Reynolds was in the island city for a screening of the documentary "The Bandit," a CMT original from filmmaker Jesse Moss, that was one of the highlights of the festival's fifth year. "The Bandit" explores the making of the unlikely smash hit, "Smokey & The Bandit," as well as 1970s superstar Reynolds and his best friend and stunt double, Hal Needham.
During the discussion with David Fear of "Rolling Stone", Reynolds reminisced about Needham handing him a script he had co-written for a film called "Smokey & the Bandit."
"I read it and I said, 'Hal, this is the worst script I've ever read in my life," Reynolds recalled. "And he said, 'Yeah, but will you do it?' and I said, 'Sure'."
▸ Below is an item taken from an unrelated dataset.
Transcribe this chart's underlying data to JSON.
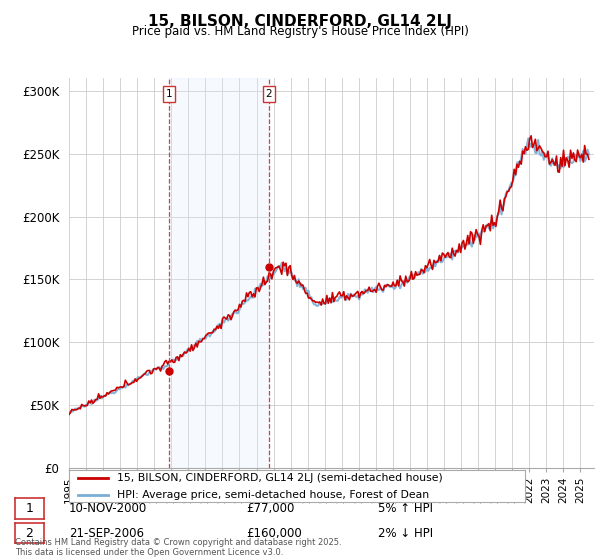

Reynolds also spoke of the fun he had working on the film with cast mates including comedian Jackie Gleason, who he praised as a master of the vaudeville school of entertainment.
"I never studied my lines, because he never said his lines," Reynolds quipped. "I never knew what he was going to say, so whenever he stopped talking, I would just throw something in."
The Key West Film Festival continues through Sunday with afternoon and evening screenings, question-and-answer sessions with filmmakers and industry insiders, and the presentation of the second annual Brett Ratner Florida Film Scholarship to a Florida student filmmaker.
The Florida Keys News Bureau contributed to this report.